Les techniques utilisées par les policiers parisiens pour réduire les chiffres de la délinquance sont diverses: de la minoration des faits à la destruction d'informations... Et les faits ont duré jusqu'à l'été 2013.

Rapport "explosif", de l'avis d'un haut fonctionnaire. Les statistiques de la délinquance de la préfecture de Paris ont été maquillées pendant des années, selon un rapport de l'Inspection générale de l'administration (IGA).

Si elles ont fortement diminué depuis l'arrivée de Manuel Valls à l'Intérieur, ces pratiques ont perduré par endroits, précise ce rapport "très sensible", selon plusieurs sources policières, dont l'AFP et Europe 1 ont pu consulter lundi des extraits.

Les auteurs de ce rapport, commandé par le préfet de police de Paris Bernard Boucault en septembre 2012, ont mis à nu un système mis en place depuis plus d'une dizaine d'années, visant à minorer la délinquance.

Un cambriolage enregistré comme une dégradation

Minoration des faits (un cambriolage enregistré comme une dégradation par exemple), report (les services stoppent l'enregistrement des plaintes avant la fin du mois), ou même destruction pure et simple de certains faits, sont pointés comme les principales techniques utilisées.

Le rapport cite l'exemple d'un commissaire parisien reconnaissant qu'il notait sciemment, y compris depuis les nouvelles directives du préfet, toutes les tentatives de cambriolages dans la rubrique des dégradations, afin de "ne pas faire exploser les chiffres". Un commissaire de banlieue parisienne a également expliqué aux rapporteurs classer toutes les tentatives de cambriolages en dégradations lorsqu'il n'y a pas de préjudice car, selon lui, "les magistrats ne poursuivent pas, alors, pourquoi se tirer une balle dans le pied?"

Le rapport évoque notamment près de 16.000 faits de délinquance disparus en 2011 à Paris, selon une source proche du dossier.

Des pratiques qui perdurent jusqu'à l'été 2013

Le ministre de l'Intérieur Manuel Valls a de nombreuses fois attaqué la droite sur la dissimulation de ces chiffres, insistant sur une exigence de transparence. Mais si ce nouveau rapport confirme bien l'escamotage organisé des statistiques à la préfecture de police (PP), un système qui s'est accéléré en 2008, il atteste également de la persistance de mauvaises pratiques dans certains services, au moins jusqu'à l'été 2013, soit un an après l'arrivée de Bernard Boucault nommé par Manuel Valls.

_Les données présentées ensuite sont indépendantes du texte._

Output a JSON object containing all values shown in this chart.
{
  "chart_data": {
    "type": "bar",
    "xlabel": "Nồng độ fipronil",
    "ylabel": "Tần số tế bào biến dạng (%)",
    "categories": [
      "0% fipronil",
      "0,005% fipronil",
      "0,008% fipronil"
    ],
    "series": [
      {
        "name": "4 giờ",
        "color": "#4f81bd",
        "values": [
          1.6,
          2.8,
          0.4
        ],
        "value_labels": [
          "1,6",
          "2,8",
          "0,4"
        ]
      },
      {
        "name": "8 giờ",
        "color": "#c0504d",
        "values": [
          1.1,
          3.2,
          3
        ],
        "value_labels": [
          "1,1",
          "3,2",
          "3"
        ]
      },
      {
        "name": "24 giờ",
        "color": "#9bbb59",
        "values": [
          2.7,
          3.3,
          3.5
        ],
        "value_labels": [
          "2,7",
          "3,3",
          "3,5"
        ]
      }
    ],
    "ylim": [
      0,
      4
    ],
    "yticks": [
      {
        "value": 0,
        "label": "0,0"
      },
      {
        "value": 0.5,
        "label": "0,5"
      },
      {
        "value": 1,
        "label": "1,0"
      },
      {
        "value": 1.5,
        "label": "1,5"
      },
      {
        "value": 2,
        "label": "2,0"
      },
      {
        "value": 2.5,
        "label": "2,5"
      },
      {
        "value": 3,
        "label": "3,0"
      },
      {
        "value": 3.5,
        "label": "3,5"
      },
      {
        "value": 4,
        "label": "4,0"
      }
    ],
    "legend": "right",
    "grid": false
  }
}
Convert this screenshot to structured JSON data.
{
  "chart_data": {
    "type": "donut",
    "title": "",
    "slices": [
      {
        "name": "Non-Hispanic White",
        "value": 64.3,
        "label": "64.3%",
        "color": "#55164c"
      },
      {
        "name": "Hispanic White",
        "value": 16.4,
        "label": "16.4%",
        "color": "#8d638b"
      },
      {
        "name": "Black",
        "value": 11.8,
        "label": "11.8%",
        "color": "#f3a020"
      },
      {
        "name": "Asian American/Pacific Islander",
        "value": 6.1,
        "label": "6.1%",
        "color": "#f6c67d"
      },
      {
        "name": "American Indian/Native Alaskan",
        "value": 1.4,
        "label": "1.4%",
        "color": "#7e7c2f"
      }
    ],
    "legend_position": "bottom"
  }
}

"Le rapport note la fin du report. Mais c'est vrai, certains commissaires ont fourni des réponses étonnantes. En fait, il semble difficile pour certains de rompre avec des habitudes qui avaient été établies pendant des années", explique un haut fonctionnaire à la PP. "Mais les consignes données par le préfet sont très claires, ces pratiques, qui ont diminué comme le note le rapport, doivent cesser", a-t-il souligné.

Ces anomalies "sont sur le point d'être définitivement réglées", a ajouté un haut fonctionnaire, notamment avec le déploiement fin avril d'un nouveau logiciel d'enregistrement.